PELOSI VOWS TO PREVENT FIGHT AT DEM CONVENTION (Carla Marinucci, San Francisco Chronicle) House Speaker Nancy Pelosi says she will step in if necessary to make sure the presidential nomination fight between Hillary Rodham Clinton and Barack Obama does not reach the Democratic National Convention–though she believes it could be resolved as early as next week. Pelosi predicted Wednesday that a presidential nominee will emerge in the week after the final Democratic primaries on June 3, but she said “I will step in” if there is no resolution by late June regarding the seating of delegates from Florida and Michigan, the two states that defied party rules by holding early primaries. “Because we cannot take this fight to the convention,” she said. “It must be over before then.”

CANDIDATES SPLIT SHARPLY ON BUSH’S NO CHILD LEFT BEHIND LAW (Anne Marie Chaker and Amy Chozick, Wall Street Journal) Barack Obama attacked a key plank of John McCain’s education platform, taking up an issue that has been on the back burner amid a campaign dialogue dominated by war and the economy. The candidates’ biggest disagreement on education policy comes over President Bush’s No Child Left Behind law, which threatens sanctions if schools don’t meet certain standards of achievement. Sen. Obama wants to overhaul the law, while Sen. McCain wants to extend it. “We must fix the failures of No Child Left Behind,” Sen. Obama said Wednesday while touring the Mapleton Expeditionary School of the Arts, a Colorado public school.

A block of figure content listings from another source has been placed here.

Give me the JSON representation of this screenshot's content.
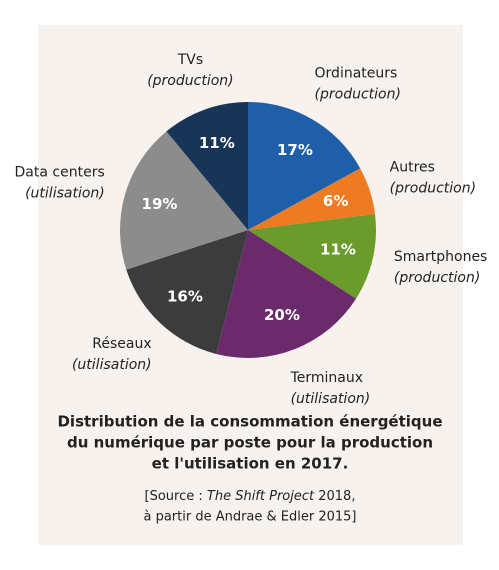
{
  "chart_data": {
    "type": "pie",
    "categories": [
      "Ordinateurs",
      "Autres",
      "Smartphones",
      "Terminaux",
      "Réseaux",
      "Data centers",
      "TVs"
    ],
    "category_notes": [
      "(production)",
      "(production)",
      "(production)",
      "(utilisation)",
      "(utilisation)",
      "(utilisation)",
      "(production)"
    ],
    "values": [
      17,
      6,
      11,
      20,
      16,
      19,
      11
    ],
    "value_labels": [
      "17%",
      "6%",
      "11%",
      "20%",
      "16%",
      "19%",
      "11%"
    ],
    "colors": [
      "#1f5ea8",
      "#ee7b22",
      "#6a9b2b",
      "#6a2a6c",
      "#3c3c3c",
      "#8c8c8c",
      "#183457"
    ],
    "title": [
      "Distribution de la consommation énergétique",
      "du numérique par poste pour la production",
      "et l'utilisation en 2017."
    ],
    "source": {
      "line1": [
        "[Source : ",
        "The Shift Project",
        " 2018,"
      ],
      "line2": "à partir de Andrae & Edler 2015]"
    }
  }
}
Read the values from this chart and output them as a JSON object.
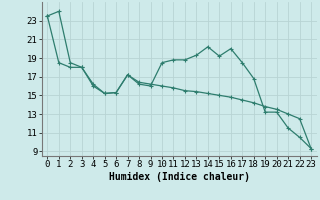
{
  "title": "",
  "xlabel": "Humidex (Indice chaleur)",
  "ylabel": "",
  "bg_color": "#ceeaea",
  "grid_color": "#b8d4d4",
  "line_color": "#2e7d6e",
  "x": [
    0,
    1,
    2,
    3,
    4,
    5,
    6,
    7,
    8,
    9,
    10,
    11,
    12,
    13,
    14,
    15,
    16,
    17,
    18,
    19,
    20,
    21,
    22,
    23
  ],
  "line1": [
    23.5,
    24.0,
    18.5,
    18.0,
    16.0,
    15.2,
    15.3,
    17.2,
    16.2,
    16.0,
    18.5,
    18.8,
    18.8,
    19.3,
    20.2,
    19.2,
    20.0,
    18.5,
    16.8,
    13.2,
    13.2,
    11.5,
    10.5,
    9.3
  ],
  "line2": [
    23.5,
    18.5,
    18.0,
    18.0,
    16.2,
    15.2,
    15.3,
    17.2,
    16.4,
    16.2,
    16.0,
    15.8,
    15.5,
    15.4,
    15.2,
    15.0,
    14.8,
    14.5,
    14.2,
    13.8,
    13.5,
    13.0,
    12.5,
    9.3
  ],
  "ylim": [
    8.5,
    25
  ],
  "yticks": [
    9,
    11,
    13,
    15,
    17,
    19,
    21,
    23
  ],
  "xlim": [
    -0.5,
    23.5
  ],
  "axis_fontsize": 7,
  "tick_fontsize": 6.5
}
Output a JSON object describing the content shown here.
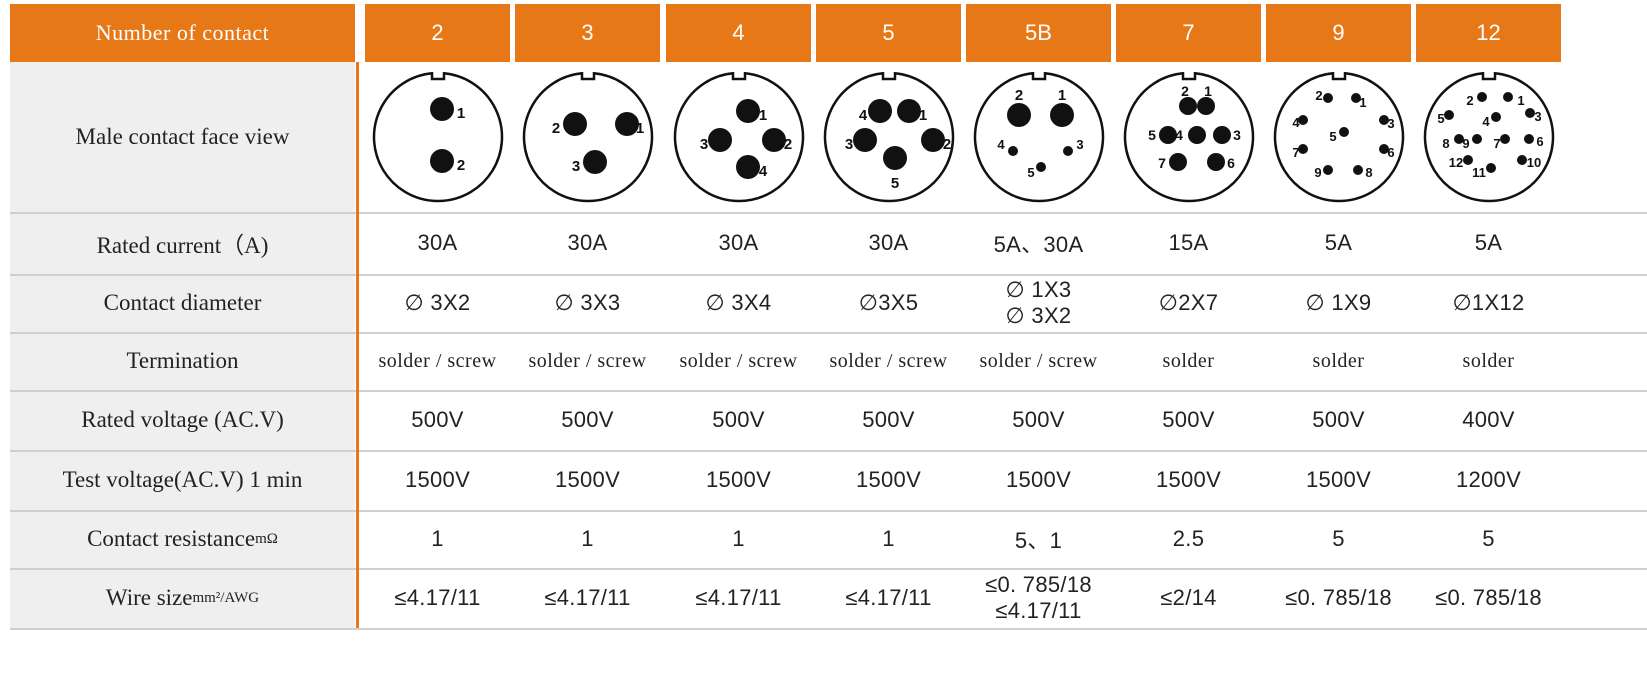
{
  "header": {
    "label": "Number of contact",
    "columns": [
      "2",
      "3",
      "4",
      "5",
      "5B",
      "7",
      "9",
      "12"
    ]
  },
  "rows": {
    "face_view": {
      "label": "Male contact face view"
    },
    "rated_current": {
      "label": "Rated current（A)",
      "values": [
        "30A",
        "30A",
        "30A",
        "30A",
        "5A、30A",
        "15A",
        "5A",
        "5A"
      ]
    },
    "contact_diameter": {
      "label": "Contact diameter",
      "values": [
        "∅ 3X2",
        "∅ 3X3",
        "∅ 3X4",
        "∅3X5",
        "∅ 1X3",
        "∅2X7",
        "∅ 1X9",
        "∅1X12"
      ],
      "values_line2": [
        "",
        "",
        "",
        "",
        "∅ 3X2",
        "",
        "",
        ""
      ]
    },
    "termination": {
      "label": "Termination",
      "values": [
        "solder / screw",
        "solder / screw",
        "solder / screw",
        "solder / screw",
        "solder / screw",
        "solder",
        "solder",
        "solder"
      ]
    },
    "rated_voltage": {
      "label": "Rated voltage (AC.V)",
      "values": [
        "500V",
        "500V",
        "500V",
        "500V",
        "500V",
        "500V",
        "500V",
        "400V"
      ]
    },
    "test_voltage": {
      "label": "Test voltage(AC.V) 1 min",
      "values": [
        "1500V",
        "1500V",
        "1500V",
        "1500V",
        "1500V",
        "1500V",
        "1500V",
        "1200V"
      ]
    },
    "contact_resistance": {
      "label": "Contact resistance",
      "unit": "mΩ",
      "values": [
        "1",
        "1",
        "1",
        "1",
        "5、1",
        "2.5",
        "5",
        "5"
      ]
    },
    "wire_size": {
      "label": "Wire size",
      "unit": "mm²/AWG",
      "values": [
        "≤4.17/11",
        "≤4.17/11",
        "≤4.17/11",
        "≤4.17/11",
        "≤0. 785/18",
        "≤2/14",
        "≤0. 785/18",
        "≤0. 785/18"
      ],
      "values_line2": [
        "",
        "",
        "",
        "",
        "≤4.17/11",
        "",
        "",
        ""
      ]
    }
  },
  "connectors": [
    {
      "pins": [
        {
          "n": "1",
          "size": "large"
        },
        {
          "n": "2",
          "size": "large"
        }
      ]
    },
    {
      "pins": [
        {
          "n": "1",
          "size": "large"
        },
        {
          "n": "2",
          "size": "large"
        },
        {
          "n": "3",
          "size": "large"
        }
      ]
    },
    {
      "pins": [
        {
          "n": "1",
          "size": "large"
        },
        {
          "n": "2",
          "size": "large"
        },
        {
          "n": "3",
          "size": "large"
        },
        {
          "n": "4",
          "size": "large"
        }
      ]
    },
    {
      "pins": [
        {
          "n": "1",
          "size": "large"
        },
        {
          "n": "2",
          "size": "large"
        },
        {
          "n": "3",
          "size": "large"
        },
        {
          "n": "4",
          "size": "large"
        },
        {
          "n": "5",
          "size": "large"
        }
      ]
    },
    {
      "pins": [
        {
          "n": "1",
          "size": "large"
        },
        {
          "n": "2",
          "size": "large"
        },
        {
          "n": "3",
          "size": "small"
        },
        {
          "n": "4",
          "size": "small"
        },
        {
          "n": "5",
          "size": "small"
        }
      ]
    },
    {
      "pins": [
        {
          "n": "1",
          "size": "medium"
        },
        {
          "n": "2",
          "size": "medium"
        },
        {
          "n": "3",
          "size": "medium"
        },
        {
          "n": "4",
          "size": "medium"
        },
        {
          "n": "5",
          "size": "medium"
        },
        {
          "n": "6",
          "size": "medium"
        },
        {
          "n": "7",
          "size": "medium"
        }
      ]
    },
    {
      "pins": [
        {
          "n": "1",
          "size": "small"
        },
        {
          "n": "2",
          "size": "small"
        },
        {
          "n": "3",
          "size": "small"
        },
        {
          "n": "4",
          "size": "small"
        },
        {
          "n": "5",
          "size": "small"
        },
        {
          "n": "6",
          "size": "small"
        },
        {
          "n": "7",
          "size": "small"
        },
        {
          "n": "8",
          "size": "small"
        },
        {
          "n": "9",
          "size": "small"
        }
      ]
    },
    {
      "pins": [
        {
          "n": "1",
          "size": "small"
        },
        {
          "n": "2",
          "size": "small"
        },
        {
          "n": "3",
          "size": "small"
        },
        {
          "n": "4",
          "size": "small"
        },
        {
          "n": "5",
          "size": "small"
        },
        {
          "n": "6",
          "size": "small"
        },
        {
          "n": "7",
          "size": "small"
        },
        {
          "n": "8",
          "size": "small"
        },
        {
          "n": "9",
          "size": "small"
        },
        {
          "n": "10",
          "size": "small"
        },
        {
          "n": "11",
          "size": "small"
        },
        {
          "n": "12",
          "size": "small"
        }
      ]
    }
  ],
  "colors": {
    "accent": "#E77817",
    "label_bg": "#EFEFEF",
    "rule": "#CFCFCF"
  }
}
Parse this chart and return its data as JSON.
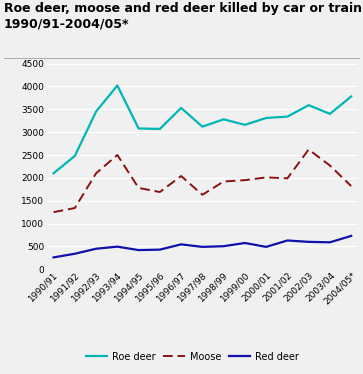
{
  "title_line1": "Roe deer, moose and red deer killed by car or train.",
  "title_line2": "1990/91-2004/05*",
  "x_labels": [
    "1990/91",
    "1991/92",
    "1992/93",
    "1993/94",
    "1994/95",
    "1995/96",
    "1996/97",
    "1997/98",
    "1998/99",
    "1999/00",
    "2000/01",
    "2001/02",
    "2002/03",
    "2003/04",
    "2004/05*"
  ],
  "roe_deer": [
    2100,
    2480,
    3450,
    4020,
    3080,
    3070,
    3530,
    3120,
    3280,
    3160,
    3310,
    3340,
    3590,
    3400,
    3780
  ],
  "moose": [
    1250,
    1340,
    2100,
    2500,
    1780,
    1690,
    2040,
    1630,
    1920,
    1950,
    2010,
    1990,
    2620,
    2270,
    1820
  ],
  "red_deer": [
    260,
    340,
    450,
    495,
    420,
    430,
    545,
    490,
    505,
    575,
    490,
    630,
    600,
    590,
    730
  ],
  "roe_color": "#00b5b5",
  "moose_color": "#8b1010",
  "red_deer_color": "#1010aa",
  "ylim": [
    0,
    4500
  ],
  "yticks": [
    0,
    500,
    1000,
    1500,
    2000,
    2500,
    3000,
    3500,
    4000,
    4500
  ],
  "bg_color": "#f0f0f0",
  "plot_bg_color": "#f0f0f0",
  "grid_color": "#ffffff",
  "title_fontsize": 9.0,
  "tick_fontsize": 6.5
}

MORE: Obama Wonks It Up in Education Speech (Karl Vick, Washington Post) In his prepared speech on education, Barack Obama included a great deal to answer the charge that his campaign is long on soaring rhetoric and short on the earthbound specifics required to actually govern. For more than 20 minutes, the Illinois Democrat laced the language of uplift and challenge with the acronyms of education and reform: GEAR UP and TRIO, a proposed Service Scholarship program to replace retiring teachers, a Teacher Residency Program to recruit them at mid-career from other professions, and the Career Ladder Initiative to reward teachers who mentor others.

CHAMPIONS OF TRANSPARENCY CLOSE FUNDRAISERS (Josh Gerstein, New York Sun) Both Senator McCain and Senator Obama have reputations as crusaders for transparency in government and campaign finance, but neither presidential contender has shown much interest in letting the sun shine in on their own fund-raising events. Press accounts of fund-raisers President Bush held with Mr. McCain in Phoenix on Tuesday night focused on a decision to move the events to a private home to accommodate Mr. McCain’s desire not to spend a lot of time on camera with the outgoing president, who is suffering from dismal approval ratings. However, little of the news coverage dwelled on or explored the decision by the senator of Arizona to exclude reporters and press photographers from virtually all of his fund-raising events. Mr. Obama skewered Mr. McCain for the secrecy surrounding the joint fund-raiser with Mr. Bush, which produced only a few seconds of video of the president and the presumptive Republican nominee together at a nearby airport… Some reporters said Mr. Obama’s critique would have had more credibility had he not followed it up by excluding cameras from his own fund-raiser yesterday at a Denver hotel… The level of access to presidential fund-raising at the moment is far more limited than in 2000 or 2004, according to reporters who covered those races.